En una jornada marcada por el refuerzo de la seguridad en el límite internacional, efectivos del Escuadrón 16 «Clorinda» desarticularon una red de pasos precarios sobre el río Pilcomayo. Estas estructuras facilitaban el tránsito irregular y el contrabando en la zona.
Vigilancia extrema en el límite fronterizo
Este viernes 20 de marzo de 2026, la localidad de Clorinda fue escenario de un despliegue táctico de gran envergadura. Bajo la premisa de combatir la informalidad en los pasos fronterizos, la Gendarmería Nacional Argentina llevó a cabo un dispositivo estratégico que culminó con el desmantelamiento de infraestructura ilegal.
«En un control vial dinámico, flexible y sorpresivo, los efectivos del Escuadrón 16 ‘Clorinda’ llevaron a cabo un procedimiento en la ribera del río Pilcomayo», informaron fuentes oficiales de la Fuerza.
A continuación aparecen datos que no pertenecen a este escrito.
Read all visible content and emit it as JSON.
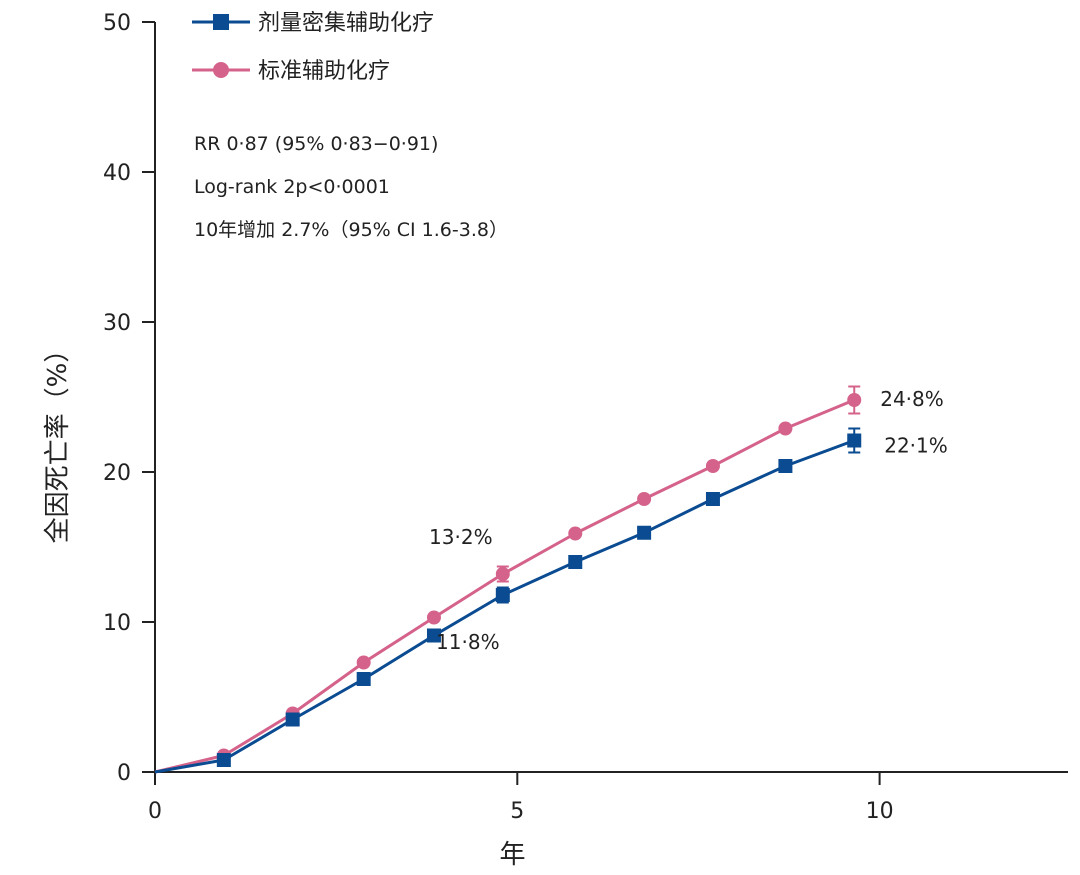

Este tipo de operativos busca descolocar a las organizaciones dedicadas al tráfico de mercaderías y personas, utilizando horarios y puntos de interceptación aleatorios.
Desarticulación de infraestructura ilegal
La intervención no se limitó a la mera vigilancia. Al llegar a las márgenes del río Pilcomayo, los uniformados detectaron una serie de construcciones precarias —pero funcionales— que conectaban ambos países de manera subterfugia.
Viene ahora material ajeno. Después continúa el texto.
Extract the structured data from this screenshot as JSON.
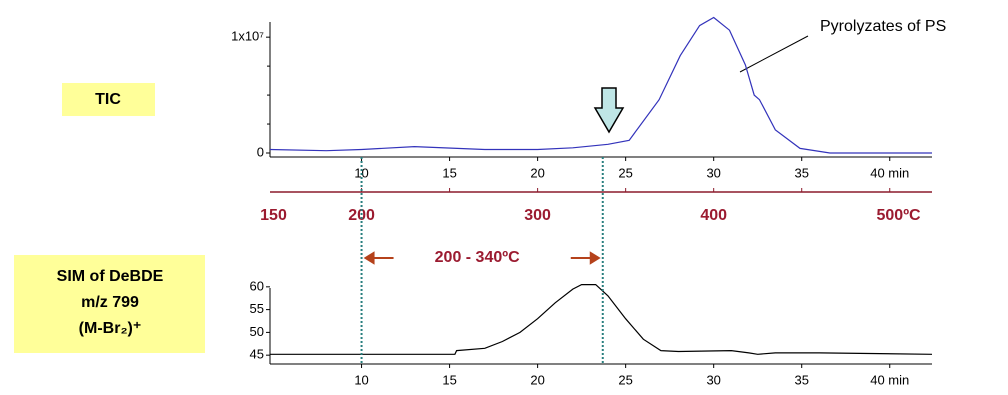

«Durante el operativo, los gendarmes realizaron el levantamiento y destrucción de ocho puentes y pasarelas que funcionaban como pasos clandestinos utilizados para el cruce irregular la República Argentina y la República del Paraguay». Estas pasarelas, fabricadas usualmente con madera y materiales de descarte, representan un riesgo para la seguridad física de quienes las transitan y una vulnerabilidad crítica para la soberanía aduanera y migratoria.
Un golpe al tráfico y al ingreso irregular
La ubicación de Clorinda es estratégica y, por ende, sensible. El río Pilcomayo, debido a sus variaciones de caudal, suele permitir la instalación de estos puentes temporales que son rápidamente reconstruidos por quienes operan al margen de la ley. Sin embargo, las autoridades destacaron que no habrá tolerancia para estas actividades.
«Esta acción se enmarca en los esfuerzos continuos de la Fuerza por fortalecer el control fronterizo y combatir el tráfico ilegal en la zona», destacaron desde el Ministerio de Seguridad. Con la destrucción de estos ocho puntos de acceso, se logra interrumpir el flujo logístico de actividades delictivas que afectan la economía regional y la seguridad pública.
Contexto de la zona
La zona fronteriza de Formosa ha sido históricamente un punto de atención debido a la porosidad de sus límites naturales. Los operativos de este tipo se han intensificado en los últimos meses, sumando tecnología de vigilancia aérea y patrullajes fluviales para complementar las tareas terrestres del Escuadrón 16.
Tras la limpieza de la ribera, las autoridades confirmaron que mantendrán la presencia en el área para evitar que nuevas estructuras sean levantadas en los mismos puntos geográficos detectados hoy.